According to research by Teamspirit, just 34% know where their pension is invested, 22% do not know where it is invested, while 12% believe the pension fund sets the money aside

Just under one-third (30%) of employees do not know where their pension savings go, according to research by Teamspirit.

Its survey of 2,000 people, also found that just 34% say they know their pension is invested in the stock market and other assets. Just over a fifth (22%) know it is invested but do not know where it is invested, while 12% believe the pension fund sets the money aside and it is not touched by anyone until they access their savings.

Almost three-quarters (74%) of employees with pension savings have made no changes to their pensions during the pandemic. Among those aged 35 – 54, 77% have not made any changes to their pension savings, with a further 24% not knowing where to begin if they wanted to make a change, and 15% not knowing that they can make any changes.

Among 18-34-year-olds, 27% believe that their retirement savings are set aside by a pension fund and left untouched, while 24% do not know where their money goes.

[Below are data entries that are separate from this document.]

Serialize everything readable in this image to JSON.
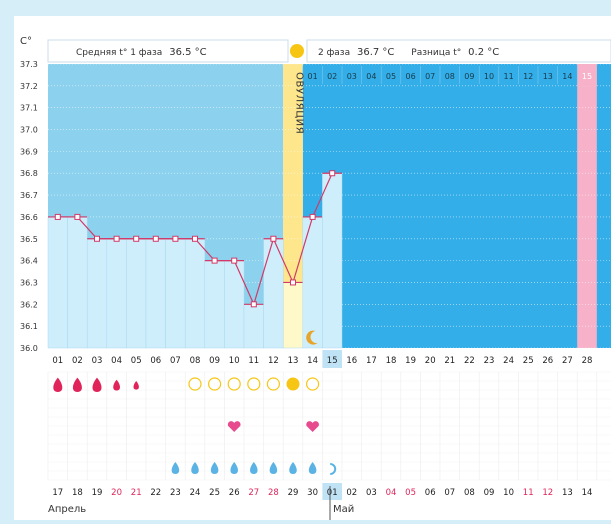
{
  "header": {
    "unit": "C°",
    "phase1_label": "Средняя t° 1 фаза",
    "phase1_value": "36.5 °C",
    "phase2_label": "2 фаза",
    "phase2_value": "36.7 °C",
    "diff_label": "Разница t°",
    "diff_value": "0.2 °C"
  },
  "colors": {
    "page_bg": "#d6eef8",
    "phase1_bg": "#8cd2ee",
    "phase2_bg": "#33aee8",
    "ovulation": "#fde68c",
    "period_pink": "#f7b2c9",
    "bar_fill": "#cfeefc",
    "line": "#d13a68",
    "drop_red": "#e0245a",
    "drop_blue": "#5ab3e4",
    "circle_yellow": "#f7c614",
    "heart": "#e84a8e",
    "weekend_red": "#e0245a"
  },
  "labels": {
    "ovulation": "ОВУЛЯЦИЯ",
    "month1": "Апрель",
    "month2": "Май"
  },
  "chart_data": {
    "type": "line",
    "title": "Средняя t° 1 фаза 36.5 °C | 2 фаза 36.7 °C | Разница t° 0.2 °C",
    "ylabel": "C°",
    "ylim": [
      36.0,
      37.3
    ],
    "yticks": [
      "36.0",
      "36.1",
      "36.2",
      "36.3",
      "36.4",
      "36.5",
      "36.6",
      "36.7",
      "36.8",
      "36.9",
      "37.0",
      "37.1",
      "37.2",
      "37.3"
    ],
    "cycle_days": [
      "01",
      "02",
      "03",
      "04",
      "05",
      "06",
      "07",
      "08",
      "09",
      "10",
      "11",
      "12",
      "13",
      "14",
      "15",
      "16",
      "17",
      "18",
      "19",
      "20",
      "21",
      "22",
      "23",
      "24",
      "25",
      "26",
      "27",
      "28"
    ],
    "current_day": "15",
    "ovulation_day": "13",
    "phase2_days": [
      "01",
      "02",
      "03",
      "04",
      "05",
      "06",
      "07",
      "08",
      "09",
      "10",
      "11",
      "12",
      "13",
      "14",
      "15"
    ],
    "highlight_phase2_day": "15",
    "temperatures": [
      36.6,
      36.6,
      36.5,
      36.5,
      36.5,
      36.5,
      36.5,
      36.5,
      36.4,
      36.4,
      36.2,
      36.5,
      36.3,
      36.6,
      36.8
    ],
    "calendar_dates": [
      "17",
      "18",
      "19",
      "20",
      "21",
      "22",
      "23",
      "24",
      "25",
      "26",
      "27",
      "28",
      "29",
      "30",
      "01",
      "02",
      "03",
      "04",
      "05",
      "06",
      "07",
      "08",
      "09",
      "10",
      "11",
      "12",
      "13",
      "14"
    ],
    "weekend_dates": [
      "20",
      "21",
      "27",
      "28",
      "04",
      "05",
      "11",
      "12"
    ],
    "today_date": "01",
    "bleeding_days": [
      "01",
      "02",
      "03",
      "04",
      "05"
    ],
    "fertility_days": [
      "08",
      "09",
      "10",
      "11",
      "12",
      "13",
      "14"
    ],
    "fertility_peak_day": "13",
    "heart_days": [
      "10",
      "14"
    ],
    "mucus_days": [
      "07",
      "08",
      "09",
      "10",
      "11",
      "12",
      "13",
      "14",
      "15"
    ],
    "moon_day": "14"
  }
}
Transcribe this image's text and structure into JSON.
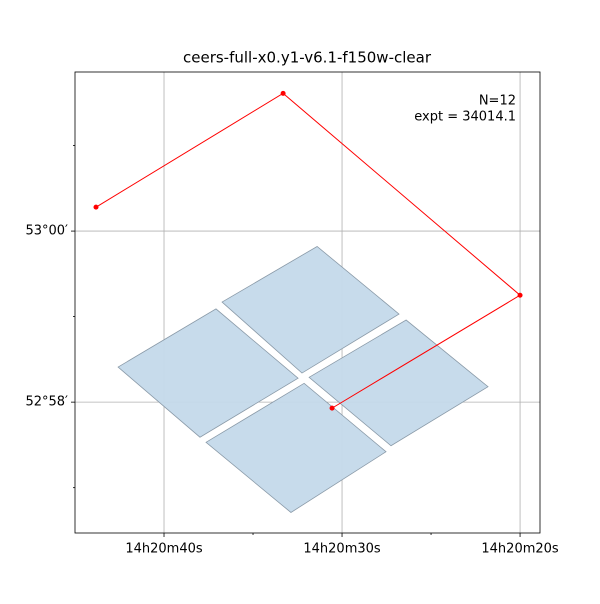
{
  "chart_data": {
    "type": "footprint",
    "title": "ceers-full-x0.y1-v6.1-f150w-clear",
    "annotations": [
      "N=12",
      "expt = 34014.1"
    ],
    "xlim": [
      45.0,
      18.88
    ],
    "ylim": [
      56.47,
      61.86
    ],
    "xticks": [
      {
        "value": 40,
        "label": "14h20m40s"
      },
      {
        "value": 30,
        "label": "14h20m30s"
      },
      {
        "value": 20,
        "label": "14h20m20s"
      }
    ],
    "yticks": [
      {
        "value": 60,
        "label": "53°00′"
      },
      {
        "value": 58,
        "label": "52°58′"
      }
    ],
    "x_minor_ticks": [
      35,
      25
    ],
    "y_minor_ticks": [
      61,
      59,
      57
    ],
    "grid": true,
    "footprints": {
      "color": "#c4d9ea",
      "polygons": [
        {
          "x": [
            36.74,
            31.4,
            26.8,
            32.25
          ],
          "y": [
            59.17,
            59.82,
            59.03,
            58.34
          ]
        },
        {
          "x": [
            42.58,
            37.08,
            32.47,
            37.98
          ],
          "y": [
            58.41,
            59.09,
            58.28,
            57.59
          ]
        },
        {
          "x": [
            31.85,
            26.4,
            21.8,
            27.25
          ],
          "y": [
            58.29,
            58.96,
            58.18,
            57.49
          ]
        },
        {
          "x": [
            37.64,
            32.13,
            27.53,
            32.87
          ],
          "y": [
            57.53,
            58.22,
            57.42,
            56.71
          ]
        }
      ]
    },
    "track": {
      "color": "#ff0000",
      "x": [
        43.82,
        33.31,
        20.0,
        30.56
      ],
      "y": [
        60.28,
        61.61,
        59.25,
        57.93
      ]
    }
  }
}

Adam Smith, managing director at Teamspirit, said: The fact that so few people understand what their pension gets up to points to a huge, gaping knowledge gap. This needs attention. How can we expect people to check, monitor and engage with their pensions when so many don’t even know it can be checked and monitored?

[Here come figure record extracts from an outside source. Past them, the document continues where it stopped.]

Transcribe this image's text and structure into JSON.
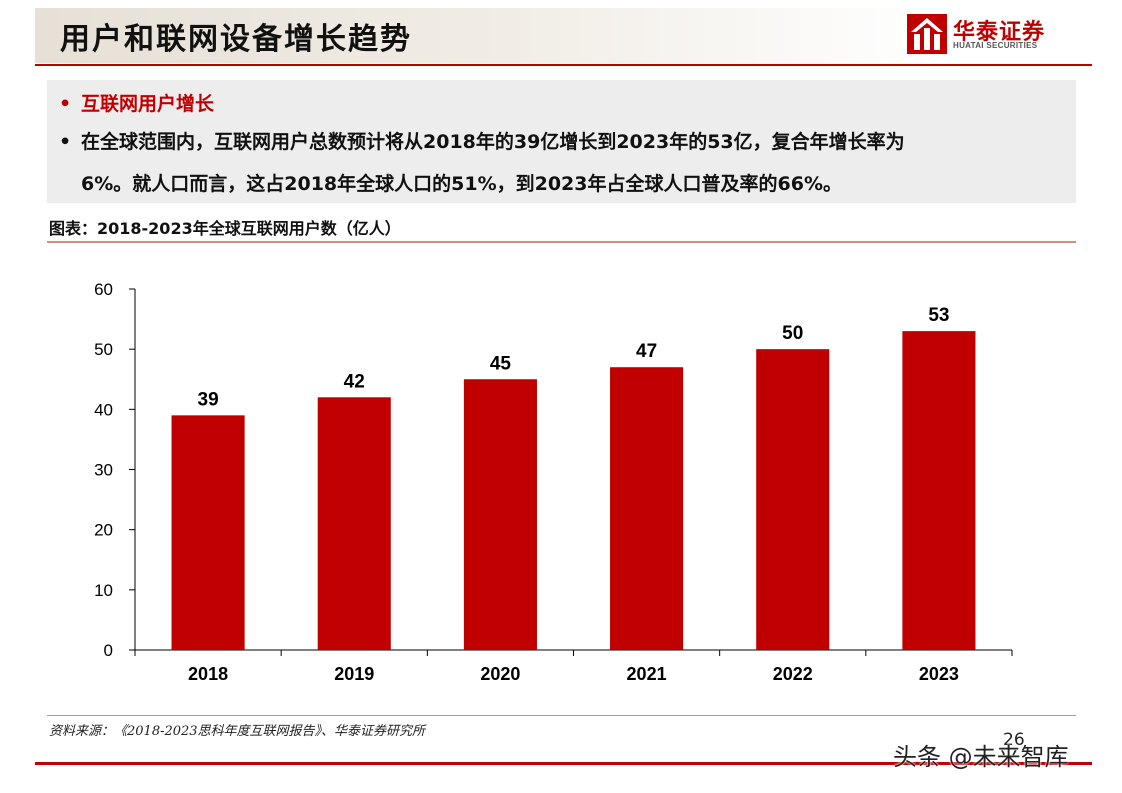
{
  "header": {
    "title": "用户和联网设备增长趋势",
    "logo_cn": "华泰证券",
    "logo_en": "HUATAI SECURITIES"
  },
  "summary": {
    "bullet_heading": "互联网用户增长",
    "bullet_text_line1": "在全球范围内，互联网用户总数预计将从2018年的39亿增长到2023年的53亿，复合年增长率为",
    "bullet_text_line2": "6%。就人口而言，这占2018年全球人口的51%，到2023年占全球人口普及率的66%。"
  },
  "chart_caption": "图表：2018-2023年全球互联网用户数（亿人）",
  "chart_data": {
    "type": "bar",
    "title": "",
    "xlabel": "",
    "ylabel": "",
    "categories": [
      "2018",
      "2019",
      "2020",
      "2021",
      "2022",
      "2023"
    ],
    "values": [
      39,
      42,
      45,
      47,
      50,
      53
    ],
    "ylim": [
      0,
      60
    ],
    "yticks": [
      0,
      10,
      20,
      30,
      40,
      50,
      60
    ],
    "grid": false,
    "legend": "none",
    "bar_color": "#c00000"
  },
  "source": "资料来源：《2018-2023思科年度互联网报告》、华泰证券研究所",
  "page_number": "26",
  "watermark": "头条 @未来智库",
  "colors": {
    "accent": "#c00000",
    "summary_bg": "#ededed"
  }
}
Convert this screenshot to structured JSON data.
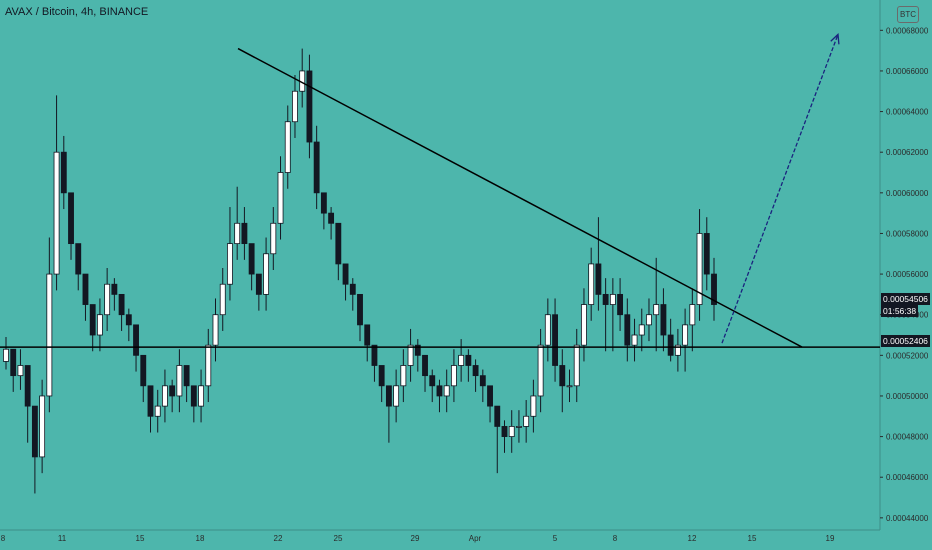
{
  "header": {
    "title": "AVAX / Bitcoin, 4h, BINANCE",
    "currency": "BTC"
  },
  "price_badges": {
    "current_price": "0.00054506",
    "countdown": "01:56:38",
    "support_price": "0.00052406"
  },
  "colors": {
    "background": "#4db6ac",
    "candle": "#131722",
    "trendline": "#000000",
    "arrow": "#1a237e",
    "label_bg": "#131722",
    "label_text": "#ffffff"
  },
  "chart_data": {
    "type": "candlestick",
    "symbol": "AVAX / Bitcoin",
    "timeframe": "4h",
    "exchange": "BINANCE",
    "y_ticks": [
      "0.00068000",
      "0.00066000",
      "0.00064000",
      "0.00062000",
      "0.00060000",
      "0.00058000",
      "0.00056000",
      "0.00054000",
      "0.00052000",
      "0.00050000",
      "0.00048000",
      "0.00046000",
      "0.00044000"
    ],
    "x_ticks": [
      "8",
      "11",
      "15",
      "18",
      "22",
      "25",
      "29",
      "Apr",
      "5",
      "8",
      "12",
      "15",
      "19"
    ],
    "ylim": [
      0.000435,
      0.00069
    ],
    "grid": false,
    "series": [
      {
        "name": "close",
        "values": [
          0.000523,
          0.00051,
          0.000515,
          0.000495,
          0.00047,
          0.0005,
          0.00056,
          0.00062,
          0.0006,
          0.000575,
          0.00056,
          0.000545,
          0.00053,
          0.00054,
          0.000555,
          0.00055,
          0.00054,
          0.000535,
          0.00052,
          0.000505,
          0.00049,
          0.000495,
          0.000505,
          0.0005,
          0.000515,
          0.000505,
          0.000495,
          0.000505,
          0.000525,
          0.00054,
          0.000555,
          0.000575,
          0.000585,
          0.000575,
          0.00056,
          0.00055,
          0.00057,
          0.000585,
          0.00061,
          0.000635,
          0.00065,
          0.00066,
          0.000625,
          0.0006,
          0.00059,
          0.000585,
          0.000565,
          0.000555,
          0.00055,
          0.000535,
          0.000525,
          0.000515,
          0.000505,
          0.000495,
          0.000505,
          0.000515,
          0.000525,
          0.00052,
          0.00051,
          0.000505,
          0.0005,
          0.000505,
          0.000515,
          0.00052,
          0.000515,
          0.00051,
          0.000505,
          0.000495,
          0.000485,
          0.00048,
          0.000485,
          0.000485,
          0.00049,
          0.0005,
          0.000525,
          0.00054,
          0.000515,
          0.000505,
          0.000505,
          0.000525,
          0.000545,
          0.000565,
          0.00055,
          0.000545,
          0.00055,
          0.00054,
          0.000525,
          0.00053,
          0.000535,
          0.00054,
          0.000545,
          0.00053,
          0.00052,
          0.000525,
          0.000535,
          0.000545,
          0.00058,
          0.00056,
          0.000545
        ],
        "highs": [
          0.000529,
          0.000518,
          0.000523,
          0.000503,
          0.000478,
          0.000508,
          0.000578,
          0.000648,
          0.000628,
          0.000583,
          0.000568,
          0.000553,
          0.000538,
          0.000548,
          0.000563,
          0.000558,
          0.000548,
          0.000543,
          0.000528,
          0.000513,
          0.000498,
          0.000503,
          0.000513,
          0.000508,
          0.000523,
          0.000513,
          0.000503,
          0.000513,
          0.000533,
          0.000548,
          0.000563,
          0.000593,
          0.000603,
          0.000593,
          0.000568,
          0.000558,
          0.000578,
          0.000593,
          0.000618,
          0.000643,
          0.000658,
          0.000671,
          0.000668,
          0.000633,
          0.000598,
          0.000593,
          0.000573,
          0.000563,
          0.000558,
          0.000543,
          0.000533,
          0.000523,
          0.000513,
          0.000503,
          0.000513,
          0.000523,
          0.000533,
          0.000528,
          0.000518,
          0.000513,
          0.000508,
          0.000513,
          0.000523,
          0.000528,
          0.000523,
          0.000518,
          0.000513,
          0.000503,
          0.000493,
          0.000488,
          0.000493,
          0.000493,
          0.000498,
          0.000508,
          0.000533,
          0.000548,
          0.000548,
          0.000523,
          0.000513,
          0.000533,
          0.000553,
          0.000573,
          0.000588,
          0.000558,
          0.000558,
          0.000558,
          0.000548,
          0.000538,
          0.000543,
          0.000548,
          0.000568,
          0.000553,
          0.000538,
          0.000533,
          0.000543,
          0.000553,
          0.000592,
          0.000588,
          0.000568
        ],
        "lows": [
          0.000513,
          0.000502,
          0.000503,
          0.000477,
          0.000452,
          0.000462,
          0.000492,
          0.000552,
          0.000592,
          0.000567,
          0.000552,
          0.000537,
          0.000522,
          0.000522,
          0.000532,
          0.000542,
          0.000532,
          0.000527,
          0.000512,
          0.000497,
          0.000482,
          0.000482,
          0.000487,
          0.000492,
          0.000492,
          0.000497,
          0.000487,
          0.000487,
          0.000497,
          0.000517,
          0.000532,
          0.000547,
          0.000567,
          0.000567,
          0.000552,
          0.000542,
          0.000542,
          0.000562,
          0.000577,
          0.000602,
          0.000627,
          0.000642,
          0.000617,
          0.000592,
          0.000582,
          0.000577,
          0.000557,
          0.000547,
          0.000542,
          0.000527,
          0.000517,
          0.000507,
          0.000497,
          0.000477,
          0.000487,
          0.000497,
          0.000507,
          0.000512,
          0.000502,
          0.000497,
          0.000492,
          0.000492,
          0.000497,
          0.000507,
          0.000507,
          0.000502,
          0.000497,
          0.000487,
          0.000462,
          0.000472,
          0.000472,
          0.000477,
          0.000477,
          0.000482,
          0.000492,
          0.000517,
          0.000507,
          0.000492,
          0.000497,
          0.000497,
          0.000517,
          0.000537,
          0.000542,
          0.000522,
          0.000522,
          0.000532,
          0.000517,
          0.000517,
          0.000522,
          0.000527,
          0.000522,
          0.000522,
          0.000517,
          0.000512,
          0.000512,
          0.000522,
          0.000537,
          0.000552,
          0.000537
        ]
      }
    ],
    "annotations": [
      {
        "type": "trendline",
        "from": [
          "18",
          0.000671
        ],
        "to": [
          "19",
          0.00052406
        ]
      },
      {
        "type": "horizontal_line",
        "value": 0.00052406
      },
      {
        "type": "arrow",
        "from": [
          "12",
          0.000526
        ],
        "to": [
          "19",
          0.000678
        ]
      }
    ]
  }
}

Unfortunately, this low awareness is widespread across all age groups, which means that we need to adopt more creative communication tactics to grab the attention of different audiences. A letter or email that lands in a pension holders inbox is only part of the solution. Communication and even general pension education need to be promoted on various channels. This means more content on social channels, more video, more games, more animation, more influencers. And dare I say it, it needs to be more entertaining, he said.

Smith said, think about your mobile phone; the average person’s thumb travels more than five miles a year scrolling through online content. Pension content needs to be thumb stopping content. Only then can we help people understand what their pension is and how it can help them in the future.  Then we can start to transform financial services for the better.